Common Misconceptions and Pitfalls
The most common misconception is that a mass spectrometer measures mass directly. It actually measures the mass-to-charge ratio m/q (often written m/z), which means multiply-charged ions and isobars can overlap. N2+ (28 u, z=1) and CO+ (28 u, z=1) both sit at m/q = 28 u/e and can only be separated by ultra-high resolution machines (FT-ICR, Orbitrap) reaching m/dm of 10^5. Set z=2 with m=40 in this tool and m/z falls to 20, landing on another peak's position.

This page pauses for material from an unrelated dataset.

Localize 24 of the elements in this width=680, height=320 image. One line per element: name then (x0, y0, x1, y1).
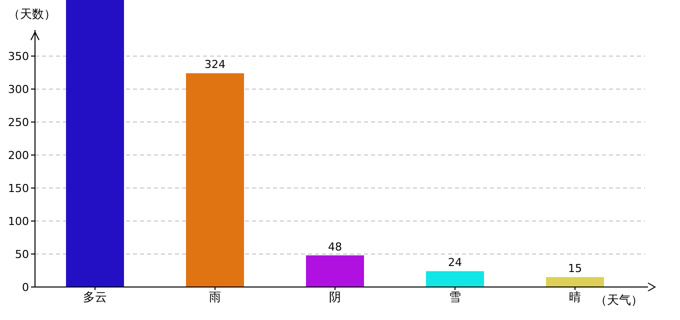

Another myth is that "a stronger magnet always separates better." From r = (1/B) sqrt(2mV/q), increasing B actually shrinks the radius and reduces the absolute separation distance between adjacent masses. The trick used in practice is either a high-field superconducting magnet for compactness plus higher resolving optics, or a higher voltage V to enlarge both the radius and the absolute separation. Drop B to 0.05 T in this tool and the radius blows up by 10x, beyond any realistic instrument.
Finally, many beginners think that raising the acceleration voltage automatically boosts sensitivity. Sensitivity is set by the ion source efficiency and the detector response, not by V. Higher V increases v as sqrt(V), so the time spent at the detector shrinks and the signal integration window narrows, which can actually hurt the signal-to-noise ratio. Real instruments have an optimal V (typically 3 to 10 kV); this tool varies V linearly without modelling that sensitivity curve.